When things get rough for plants, they can’t simply move to a new environment with better conditions. They have to adapt their own metabolism to face the challenge, whether it is dryness or cold or a chemical insult. And since plants feed on light, every night is a period of starvation; the constructive activities of the cells cease, and the plant begins to break down its own parts to fuel itself.
Common Signal
As a species that depends on plants for food, people have an interest in helping our green friends buffer themselves against stress. Researchers have actively studied the stress response, uncovering genes that respond to different kinds of challenge, including darkness, drought, cold, lack of oxygen, and herbicides. But new findings from the lab of Jen Sheen, HMS professor of genetics at Massachusetts General Hospital, suggest that these diverse insults do not trigger merely unique responses in a plant’s cells; instead, they are integrated into a general signal of the plant’s status. In the Aug. 23 Nature, her team details two protein kinases that are responsible for switching on a wide program of genetic change in response to many different stresses, the same class of kinase responsible for energy regulation in human cells.

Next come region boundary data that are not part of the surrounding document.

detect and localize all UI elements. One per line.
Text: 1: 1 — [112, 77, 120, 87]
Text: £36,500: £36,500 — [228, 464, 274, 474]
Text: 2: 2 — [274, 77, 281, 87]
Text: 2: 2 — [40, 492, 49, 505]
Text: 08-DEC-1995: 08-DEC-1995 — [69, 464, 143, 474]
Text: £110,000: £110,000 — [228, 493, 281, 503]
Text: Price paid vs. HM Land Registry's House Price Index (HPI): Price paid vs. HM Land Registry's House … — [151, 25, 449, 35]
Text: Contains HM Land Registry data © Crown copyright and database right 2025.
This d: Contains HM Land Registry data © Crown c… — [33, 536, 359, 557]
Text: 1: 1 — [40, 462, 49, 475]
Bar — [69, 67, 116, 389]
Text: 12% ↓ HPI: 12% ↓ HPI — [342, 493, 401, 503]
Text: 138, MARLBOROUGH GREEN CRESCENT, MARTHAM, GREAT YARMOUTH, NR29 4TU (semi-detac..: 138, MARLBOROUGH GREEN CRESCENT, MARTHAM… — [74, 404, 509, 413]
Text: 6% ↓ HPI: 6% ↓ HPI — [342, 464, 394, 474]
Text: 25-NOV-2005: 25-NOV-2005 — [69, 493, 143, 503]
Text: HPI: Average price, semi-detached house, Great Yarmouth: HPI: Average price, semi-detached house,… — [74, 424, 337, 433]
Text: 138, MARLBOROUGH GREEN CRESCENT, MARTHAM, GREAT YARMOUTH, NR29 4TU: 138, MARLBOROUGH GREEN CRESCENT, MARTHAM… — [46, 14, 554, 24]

Genomic studies on plants have produced large sets of data about their responses to different conditions. But when research fellow Elena Baena-Gonzalez began looking at the data, she noticed something interesting. A set of genes classified as dark-induced genes, which had been shown to become active in response to darkness, were also activated by other stressors. The finding “told us that this is not really specific—there must be some common signal of different types of stress,” she said. Another clue came from data on plants that were given extra nutrition in the form of sugar. This treatment repressed dark-induced genes, even when the plant was in darkness. “The sugar addition overrode the dark–light signal,” Baena-Gonzalez explained.
To investigate the connection further, the team began looking at perturbations in the plant Arabidopsis that activated the dark-induced gene DIN6. They found that a protein kinase inhibitor blocked the gene’s activation, and they went on to test a family of protein kinases that had been shown to be crucial metabolic regulators in yeast and mammals. Two of these proteins, KIN10 and KIN11, switched on dark-induced genes when they were expressed in the leaves of Arabidopsis.
The team then examined the effect of KIN10 on early gene expression and uncovered a whopping 1,000 or more potential target genes whose expression was altered by the protein kinase activity. Sheen noted that such a broad effect on gene expression is unusual. “This has to be a master regulator,” she said. This set of target genes overlapped with gene expression profiles of plants under various stress conditions. KIN10 turned on genes involved in catabolism—the degradation of components of the plant cell as extra sources of fuel—while it shut off genes involved in anabolism, energy-taxing construction projects in the cell. The protein kinase also controlled more than a hundred transcription factors, suggesting it had even further effects on cell function through downstream cascades of gene transcription.
The team then overexpressed KIN10 in plants or removed it through gene silencing. They found that when the kinase was overexpressed and a plant was given plenty of light and nutrients, it developed more slowly but lived longer. This meager growth persisted even when the plants were provided continuous light and sugar. “It’s like they are in a permanent state of starvation,” Baena-Gonzalez said. When deprived of nutrients, however, a condition that sent normal plants into senescence, the KIN10-overexpressing plants survived. When KIN10 and KIN11 were both silenced to eliminate their redundant functions, plants failed to develop properly and died early, suggesting that the two are important for normal development as well as more immediate responses to the environment.
Sheen said that plants do have specific ways of sensing different stresses. But somehow, the stress signals generated by those conditions all converge into something very general. The ultimate effect on the plant is not dependent on light, or darkness, or even sugar. “It’s actually the energy status of the plant” that serves as the barometer for its responses, Sheen said.
A similar process takes place in mammalian cells, governed by AMPK, which is a functional homologue to KIN10 and KIN11. AMPK acts as an energy sensor that helps to maintain the energy balance in the cell. It is activated when the cell’s level of AMP rises and the level of ATP—the energy currency of the cell—drops as energy is depleted. Sheen said that similar expression studies are trickier to do with AMPK, but she guesses they may have similar wide-reaching effects on gene expression in the mammalian cell. Sheen noted that KIN10 overexpression triggered effects similar to caloric restriction in other organisms. AMPK is a target of the diabetes drug metformin and the red wine derivative resveratrol, and is also activated by exercise and by natural signals of energy balance such as leptin.
Grahame Hardie, professor of cell signaling at the University of Dundee, said that while this family of related molecules has been well characterized in mammals and in fungi, this paper “is now beginning to give a good understanding of its role in plants.” Research increasingly shows that AMPK and its related protein kinases in other organisms perform the same functions, he said, even though the stresses that each organism faces are very different. It may be that these protein kinases control an ancient starvation response in eukaryotic cells.